Quand il se releva, frottant sa tête après un atterrissage forcé sur une terre peu accueillante, la première chose qu'il vit fut trois visages décontenancés et à moitié effrayés. Il hurla et recula. Les trois autres hurlèrent aussi. Puis il vit l'apparence des trois inconnus et hurla de plus belle. Elles étaient définitivement toutes des filles, peut-être dans le même cercle d'âge que lui, mais sûrement pas humaines. Ce qui le traumatisait ? Peut-être le fait qu'elles étaient toutes à moitié poisson ?! C'était ça des sirènes ?
« -Me. Me. Mais ?! Mais vous êtes qui vous ?
-Tait-toi ! Lui hurla une des filles, à l'apparence d'un requin. C'est nous qui posons les questions ici.
-Quoi ?
-Allons, chacun son tour d'accord ? »
Celle qui ressemblait à un poulpe, et qui avait aussi l'air plus gentille, lui proposa de commencer.
« -D'accord. Alors, vous êtes... Des sirènes c'est ça ? Et comment vous vous appelez ?
-Oui ! Lança joyeusement la fille poisson-clown. Pourquoi, ça ne se voit pas ? Moi je suis Linda ! »
Elle lui sera la main énergiquement. Puis, la fille poulpe s'avança timidement.
« -Je m'appelle Hélène.
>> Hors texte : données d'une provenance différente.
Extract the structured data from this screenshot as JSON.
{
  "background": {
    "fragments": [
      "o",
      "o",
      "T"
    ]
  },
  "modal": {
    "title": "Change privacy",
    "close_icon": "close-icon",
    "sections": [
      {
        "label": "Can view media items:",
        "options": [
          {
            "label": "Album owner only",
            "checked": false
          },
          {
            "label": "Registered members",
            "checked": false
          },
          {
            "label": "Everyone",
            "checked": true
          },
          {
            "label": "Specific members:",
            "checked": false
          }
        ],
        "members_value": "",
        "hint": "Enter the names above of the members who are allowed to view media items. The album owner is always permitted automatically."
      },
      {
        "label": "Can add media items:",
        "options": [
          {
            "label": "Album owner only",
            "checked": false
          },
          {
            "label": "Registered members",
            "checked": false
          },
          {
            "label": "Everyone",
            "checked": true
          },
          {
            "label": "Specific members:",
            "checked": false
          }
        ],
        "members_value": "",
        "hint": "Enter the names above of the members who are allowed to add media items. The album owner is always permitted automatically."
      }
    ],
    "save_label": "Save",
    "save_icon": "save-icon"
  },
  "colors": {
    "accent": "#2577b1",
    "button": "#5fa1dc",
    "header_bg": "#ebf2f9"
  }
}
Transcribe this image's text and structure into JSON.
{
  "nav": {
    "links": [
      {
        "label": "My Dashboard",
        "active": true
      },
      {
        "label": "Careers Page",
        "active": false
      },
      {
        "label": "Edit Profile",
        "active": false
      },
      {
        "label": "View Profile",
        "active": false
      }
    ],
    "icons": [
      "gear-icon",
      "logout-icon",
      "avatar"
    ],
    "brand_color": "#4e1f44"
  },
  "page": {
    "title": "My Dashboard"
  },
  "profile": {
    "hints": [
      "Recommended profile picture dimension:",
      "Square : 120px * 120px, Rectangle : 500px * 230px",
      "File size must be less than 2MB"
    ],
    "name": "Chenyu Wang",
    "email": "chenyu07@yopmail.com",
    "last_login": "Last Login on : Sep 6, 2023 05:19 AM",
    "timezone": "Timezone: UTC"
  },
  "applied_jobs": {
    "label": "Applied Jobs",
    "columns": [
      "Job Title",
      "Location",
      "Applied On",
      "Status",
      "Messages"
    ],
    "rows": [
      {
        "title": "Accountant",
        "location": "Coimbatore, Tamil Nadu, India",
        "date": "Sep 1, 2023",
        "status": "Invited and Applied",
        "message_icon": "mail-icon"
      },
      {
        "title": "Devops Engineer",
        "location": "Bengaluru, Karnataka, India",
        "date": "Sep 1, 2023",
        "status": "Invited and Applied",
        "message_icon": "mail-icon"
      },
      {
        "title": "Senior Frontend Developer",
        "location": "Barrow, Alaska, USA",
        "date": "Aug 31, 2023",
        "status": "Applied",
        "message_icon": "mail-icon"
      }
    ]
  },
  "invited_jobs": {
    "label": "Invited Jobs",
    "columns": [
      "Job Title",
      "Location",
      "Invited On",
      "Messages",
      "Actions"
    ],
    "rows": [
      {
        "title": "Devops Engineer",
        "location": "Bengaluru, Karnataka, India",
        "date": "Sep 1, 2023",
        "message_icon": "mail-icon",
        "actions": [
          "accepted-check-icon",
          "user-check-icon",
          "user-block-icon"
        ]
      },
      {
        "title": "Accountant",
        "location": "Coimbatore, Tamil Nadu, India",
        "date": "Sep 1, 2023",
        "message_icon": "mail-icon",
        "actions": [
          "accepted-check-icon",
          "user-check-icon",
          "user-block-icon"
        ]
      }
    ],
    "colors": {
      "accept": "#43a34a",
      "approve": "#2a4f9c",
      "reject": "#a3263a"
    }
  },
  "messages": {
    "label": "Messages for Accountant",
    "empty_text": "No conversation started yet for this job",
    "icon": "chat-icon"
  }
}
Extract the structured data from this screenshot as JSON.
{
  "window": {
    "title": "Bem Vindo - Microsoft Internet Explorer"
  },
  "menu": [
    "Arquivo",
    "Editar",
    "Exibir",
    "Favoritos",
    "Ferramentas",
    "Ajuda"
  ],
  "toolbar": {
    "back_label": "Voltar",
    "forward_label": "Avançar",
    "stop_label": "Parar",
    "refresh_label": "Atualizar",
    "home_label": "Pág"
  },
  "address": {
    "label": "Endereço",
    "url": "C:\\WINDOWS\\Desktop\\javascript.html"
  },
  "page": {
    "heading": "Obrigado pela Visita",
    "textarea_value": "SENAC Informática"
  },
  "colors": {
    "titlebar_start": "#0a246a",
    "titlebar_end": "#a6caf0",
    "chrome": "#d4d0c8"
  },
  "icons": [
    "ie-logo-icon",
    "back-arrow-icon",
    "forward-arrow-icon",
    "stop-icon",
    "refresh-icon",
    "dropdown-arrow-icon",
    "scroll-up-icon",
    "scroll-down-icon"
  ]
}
Enchantée.
-Frannie. Mâchouilla la requin.
-Extraordinaire ! Je n'aurais jamais cru voir une sirène de toute ma vie, et là, trois...
-Et toi ? T'es qui ? Demanda Linda, avide de réponses.
-Pierre. Je suis un humain.
-Woah ! C'est un Umoin !
-Oh... Fit la fille requin, visiblement déçue. C'est juste un Umoin.
-Heu... C'est hu-main.
-TU M'CHERCHES DES NOISES L'EXTRATERRESTRE ? »
Pierre se recroquevilla, les bras autour de sa tête. Cette sirène là était plus féroce que l'orage qu'ils avaient essuyés cette nuit.
« -Si c'est un Umoin il faut l'amener à Cero ! Rit Linda. Il saura comment faire !
-Cero ? Plaça Pierre.
-Et pourquoi pas à Élodie ?
-Tu veux passer ton temps à la chercher dans la forêt des couleurs ?
-Pas vraiment non.
-Alors c'est parti ! »
Les trois sirènes partirent, forçant Pierre à venir avec elles.
« -Mais ? On va où là ? Hésita Pierre, se faisant tirer par le col. Et puis je sais même pas où on est !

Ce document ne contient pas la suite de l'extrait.